4. What external events may have influenced spikes or dips in stock performance?
These were the steps I took to conduct the analysis:
1. Collected historical stock data (daily closing prices and share volumes) from Yahoo Finance for all three companies from April 2019 to February 2024.
2. Cleaned and structured the data in Excel to ensure accuracy and proper formatting for use in Tableau.
3. Created an interactive dashboard in Tableau that includes:
- Time series line graphs comparing closing prices.
- Volume analysis to spot trading activity spikes.
- Year filter to allow users to narrow analysis by specific periods.
- Dynamic buttons that adjust the embedded Google Finance window to display live stock trends per company (only functional in local version).

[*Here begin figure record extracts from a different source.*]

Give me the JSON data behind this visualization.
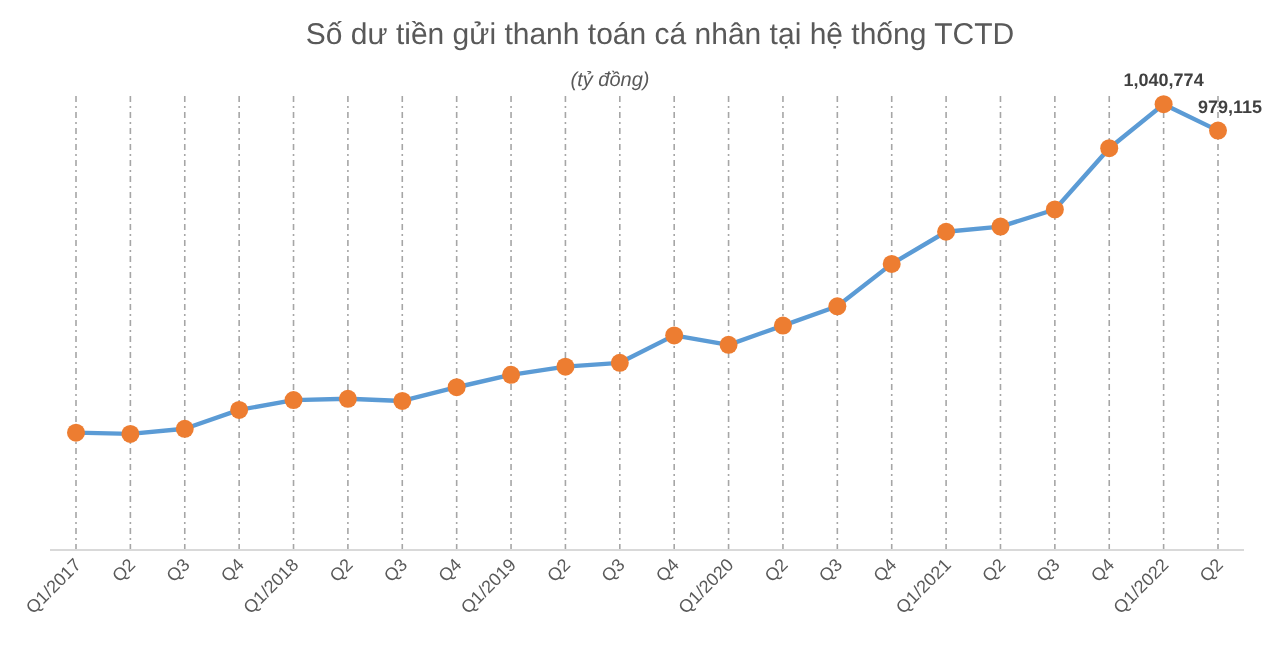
{
  "chart_data": {
    "type": "line",
    "title": "Số dư tiền gửi thanh toán cá nhân tại hệ thống TCTD",
    "subtitle": "(tỷ đồng)",
    "categories": [
      "Q1/2017",
      "Q2",
      "Q3",
      "Q4",
      "Q1/2018",
      "Q2",
      "Q3",
      "Q4",
      "Q1/2019",
      "Q2",
      "Q3",
      "Q4",
      "Q1/2020",
      "Q2",
      "Q3",
      "Q4",
      "Q1/2021",
      "Q2",
      "Q3",
      "Q4",
      "Q1/2022",
      "Q2"
    ],
    "series": [
      {
        "color": "#5b9bd5",
        "colors": [
          "#ed7d31",
          "#ed7d31",
          "#ed7d31",
          "#ed7d31",
          "#ed7d31",
          "#ed7d31",
          "#ed7d31",
          "#ed7d31",
          "#ed7d31",
          "#ed7d31",
          "#ed7d31",
          "#ed7d31",
          "#ed7d31",
          "#ed7d31",
          "#ed7d31",
          "#ed7d31",
          "#ed7d31",
          "#ed7d31",
          "#ed7d31",
          "#ed7d31",
          "#ed7d31",
          "#ed7d31"
        ],
        "values": [
          274000,
          271000,
          283000,
          327000,
          350000,
          353000,
          348000,
          380000,
          409000,
          428000,
          437000,
          501000,
          479000,
          524000,
          569000,
          668000,
          743000,
          755000,
          795000,
          938000,
          1040774,
          979115
        ],
        "value_labels": [
          null,
          null,
          null,
          null,
          null,
          null,
          null,
          null,
          null,
          null,
          null,
          null,
          null,
          null,
          null,
          null,
          null,
          null,
          null,
          null,
          "1,040,774",
          "979,115"
        ]
      }
    ],
    "tick_labels": "x",
    "grid": "x",
    "marker": "circle",
    "line_style": "solid"
  }
}
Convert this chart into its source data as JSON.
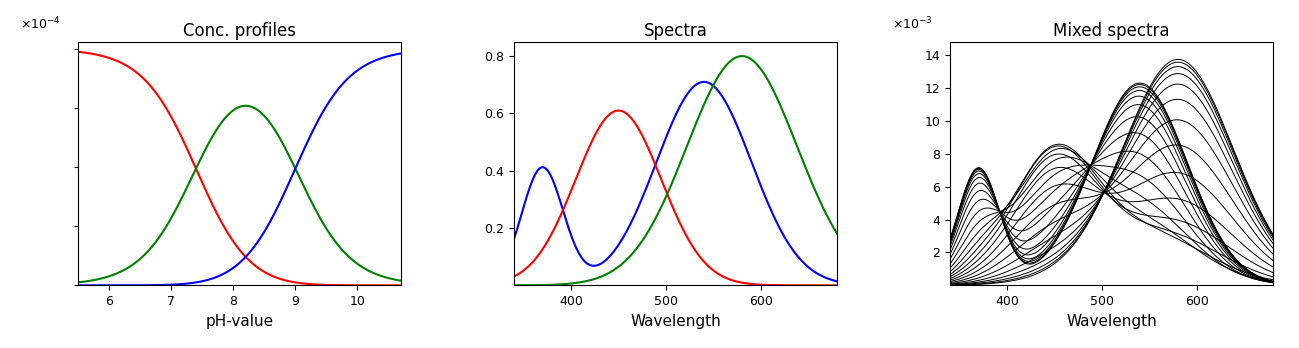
{
  "title1": "Conc. profiles",
  "title2": "Spectra",
  "title3": "Mixed spectra",
  "xlabel1": "pH-value",
  "xlabel2": "Wavelength",
  "xlabel3": "Wavelength",
  "panel1": {
    "ph_min": 5.5,
    "ph_max": 10.7,
    "pKa1": 7.4,
    "pKa2": 9.0,
    "total_conc": 0.0001,
    "colors": [
      "red",
      "green",
      "blue"
    ]
  },
  "panel2": {
    "wl_min": 340,
    "wl_max": 680,
    "blue_peak1": 370,
    "blue_sigma1": 22,
    "blue_amp1": 0.41,
    "blue_peak2": 540,
    "blue_sigma2": 50,
    "blue_amp2": 0.71,
    "red_peak": 450,
    "red_sigma": 45,
    "red_amp": 0.61,
    "green_peak": 580,
    "green_sigma": 58,
    "green_amp": 0.8,
    "ylim": [
      0,
      0.85
    ],
    "yticks": [
      0.2,
      0.4,
      0.6,
      0.8
    ],
    "xticks": [
      400,
      500,
      600
    ]
  },
  "panel3": {
    "n_curves": 25,
    "scale": 175.0,
    "ylim_max": 0.0148,
    "ytick_vals": [
      0.002,
      0.004,
      0.006,
      0.008,
      0.01,
      0.012,
      0.014
    ],
    "ytick_labels": [
      "2",
      "4",
      "6",
      "8",
      "10",
      "12",
      "14"
    ],
    "xticks": [
      400,
      500,
      600
    ]
  },
  "bg_color": "#ffffff",
  "font_size_title": 12,
  "font_size_label": 11,
  "font_size_tick": 9,
  "font_size_exp": 9
}
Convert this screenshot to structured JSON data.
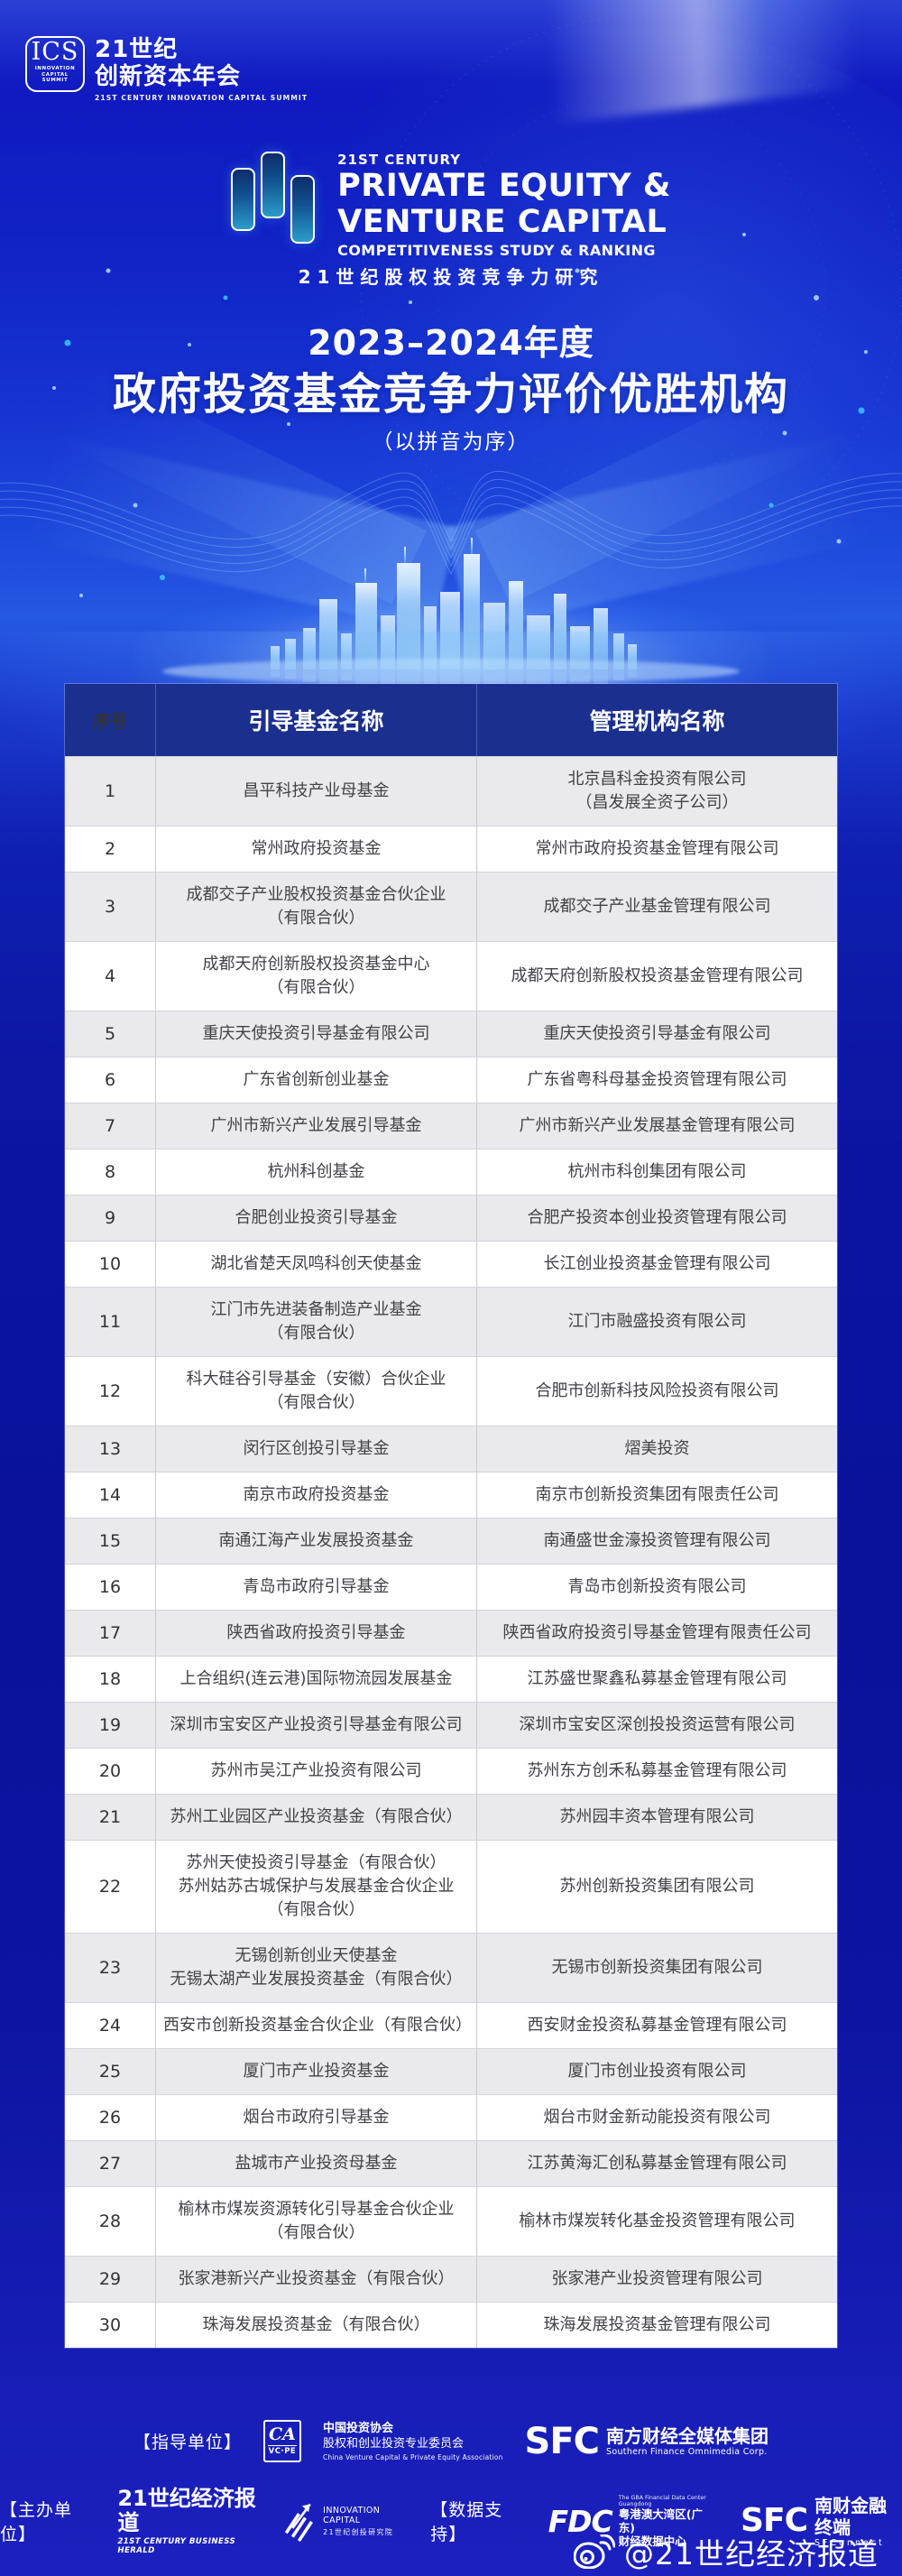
{
  "colors": {
    "header_bg": "#1b308e",
    "row_alt": "#e9e9ee",
    "row_line": "#d3d3db",
    "bg_top": "#141fc6",
    "bg_deep": "#0a139f",
    "bg_bottom": "#1c20bf",
    "accent_cyan": "#35c0ff"
  },
  "brand": {
    "ics": "ICS",
    "ics_sub": "INNOVATION\nCAPITAL\nSUMMIT",
    "cn1": "21世纪",
    "cn2": "创新资本年会",
    "en": "21ST CENTURY INNOVATION CAPITAL SUMMIT"
  },
  "banner": {
    "century": "21ST CENTURY",
    "line1": "PRIVATE EQUITY &",
    "line2": "VENTURE CAPITAL",
    "line3": "COMPETITIVENESS STUDY & RANKING",
    "cn": "21世纪股权投资竞争力研究"
  },
  "title": {
    "year": "2023–2024年度",
    "main": "政府投资基金竞争力评价优胜机构",
    "note": "（以拼音为序）"
  },
  "table": {
    "headers": [
      "序号",
      "引导基金名称",
      "管理机构名称"
    ],
    "rows": [
      {
        "no": "1",
        "fund": "昌平科技产业母基金",
        "manager": "北京昌科金投资有限公司\n（昌发展全资子公司）"
      },
      {
        "no": "2",
        "fund": "常州政府投资基金",
        "manager": "常州市政府投资基金管理有限公司"
      },
      {
        "no": "3",
        "fund": "成都交子产业股权投资基金合伙企业\n（有限合伙）",
        "manager": "成都交子产业基金管理有限公司"
      },
      {
        "no": "4",
        "fund": "成都天府创新股权投资基金中心\n（有限合伙）",
        "manager": "成都天府创新股权投资基金管理有限公司"
      },
      {
        "no": "5",
        "fund": "重庆天使投资引导基金有限公司",
        "manager": "重庆天使投资引导基金有限公司"
      },
      {
        "no": "6",
        "fund": "广东省创新创业基金",
        "manager": "广东省粤科母基金投资管理有限公司"
      },
      {
        "no": "7",
        "fund": "广州市新兴产业发展引导基金",
        "manager": "广州市新兴产业发展基金管理有限公司"
      },
      {
        "no": "8",
        "fund": "杭州科创基金",
        "manager": "杭州市科创集团有限公司"
      },
      {
        "no": "9",
        "fund": "合肥创业投资引导基金",
        "manager": "合肥产投资本创业投资管理有限公司"
      },
      {
        "no": "10",
        "fund": "湖北省楚天凤鸣科创天使基金",
        "manager": "长江创业投资基金管理有限公司"
      },
      {
        "no": "11",
        "fund": "江门市先进装备制造产业基金\n（有限合伙）",
        "manager": "江门市融盛投资有限公司"
      },
      {
        "no": "12",
        "fund": "科大硅谷引导基金（安徽）合伙企业\n（有限合伙）",
        "manager": "合肥市创新科技风险投资有限公司"
      },
      {
        "no": "13",
        "fund": "闵行区创投引导基金",
        "manager": "熠美投资"
      },
      {
        "no": "14",
        "fund": "南京市政府投资基金",
        "manager": "南京市创新投资集团有限责任公司"
      },
      {
        "no": "15",
        "fund": "南通江海产业发展投资基金",
        "manager": "南通盛世金濠投资管理有限公司"
      },
      {
        "no": "16",
        "fund": "青岛市政府引导基金",
        "manager": "青岛市创新投资有限公司"
      },
      {
        "no": "17",
        "fund": "陕西省政府投资引导基金",
        "manager": "陕西省政府投资引导基金管理有限责任公司"
      },
      {
        "no": "18",
        "fund": "上合组织(连云港)国际物流园发展基金",
        "manager": "江苏盛世聚鑫私募基金管理有限公司"
      },
      {
        "no": "19",
        "fund": "深圳市宝安区产业投资引导基金有限公司",
        "manager": "深圳市宝安区深创投投资运营有限公司"
      },
      {
        "no": "20",
        "fund": "苏州市吴江产业投资有限公司",
        "manager": "苏州东方创禾私募基金管理有限公司"
      },
      {
        "no": "21",
        "fund": "苏州工业园区产业投资基金（有限合伙）",
        "manager": "苏州园丰资本管理有限公司"
      },
      {
        "no": "22",
        "fund": "苏州天使投资引导基金（有限合伙）\n苏州姑苏古城保护与发展基金合伙企业\n（有限合伙）",
        "manager": "苏州创新投资集团有限公司"
      },
      {
        "no": "23",
        "fund": "无锡创新创业天使基金\n无锡太湖产业发展投资基金（有限合伙）",
        "manager": "无锡市创新投资集团有限公司"
      },
      {
        "no": "24",
        "fund": "西安市创新投资基金合伙企业（有限合伙）",
        "manager": "西安财金投资私募基金管理有限公司"
      },
      {
        "no": "25",
        "fund": "厦门市产业投资基金",
        "manager": "厦门市创业投资有限公司"
      },
      {
        "no": "26",
        "fund": "烟台市政府引导基金",
        "manager": "烟台市财金新动能投资有限公司"
      },
      {
        "no": "27",
        "fund": "盐城市产业投资母基金",
        "manager": "江苏黄海汇创私募基金管理有限公司"
      },
      {
        "no": "28",
        "fund": "榆林市煤炭资源转化引导基金合伙企业\n（有限合伙）",
        "manager": "榆林市煤炭转化基金投资管理有限公司"
      },
      {
        "no": "29",
        "fund": "张家港新兴产业投资基金（有限合伙）",
        "manager": "张家港产业投资管理有限公司"
      },
      {
        "no": "30",
        "fund": "珠海发展投资基金（有限合伙）",
        "manager": "珠海发展投资基金管理有限公司"
      }
    ]
  },
  "footer": {
    "guide_label": "【指导单位】",
    "ca": {
      "logo_top": "CA",
      "logo_bottom": "VC·PE",
      "cn1": "中国投资协会",
      "cn2": "股权和创业投资专业委员会",
      "en": "China Venture Capital & Private Equity Association"
    },
    "sfc1": {
      "logo": "SFC",
      "cn": "南方财经全媒体集团",
      "en": "Southern Finance Omnimedia Corp."
    },
    "host_label": "【主办单位】",
    "herald": {
      "cn": "21世纪经济报道",
      "en": "21ST CENTURY BUSINESS HERALD"
    },
    "ic": {
      "en": "INNOVATION CAPITAL",
      "cn": "21世纪创投研究院"
    },
    "data_label": "【数据支持】",
    "fdc": {
      "logo": "FDC",
      "en": "The GBA Financial Data Center Guangdong",
      "cn1": "粤港澳大湾区(广东)",
      "cn2": "财经数据中心"
    },
    "sfc2": {
      "logo": "SFC",
      "cn": "南财金融终端",
      "en": "SFConnect"
    }
  },
  "watermark": {
    "text": "@21世纪经济报道"
  }
}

4. Edited the public version of the dashboard for presentation, replacing live content with screenshots due to Tableau Public limitations.
Here are my key takeaways:
1. Since 2021, Nike, Under Armour, and Adidas stock prices have followed very similar trends, moving almost in sync.
2. From 2019 to 2024, Nike’s stock rose by about $18, while Adidas and Under Armour saw overall declines in their average closing prices.
3. Adidas had a major spike in trade volume in 2022, reaching about 43 million, compared to 14–17 million in other years.
4. These patterns suggest that Nike performed more steadily, while Adidas and Under Armour were more affected by market shifts or major events.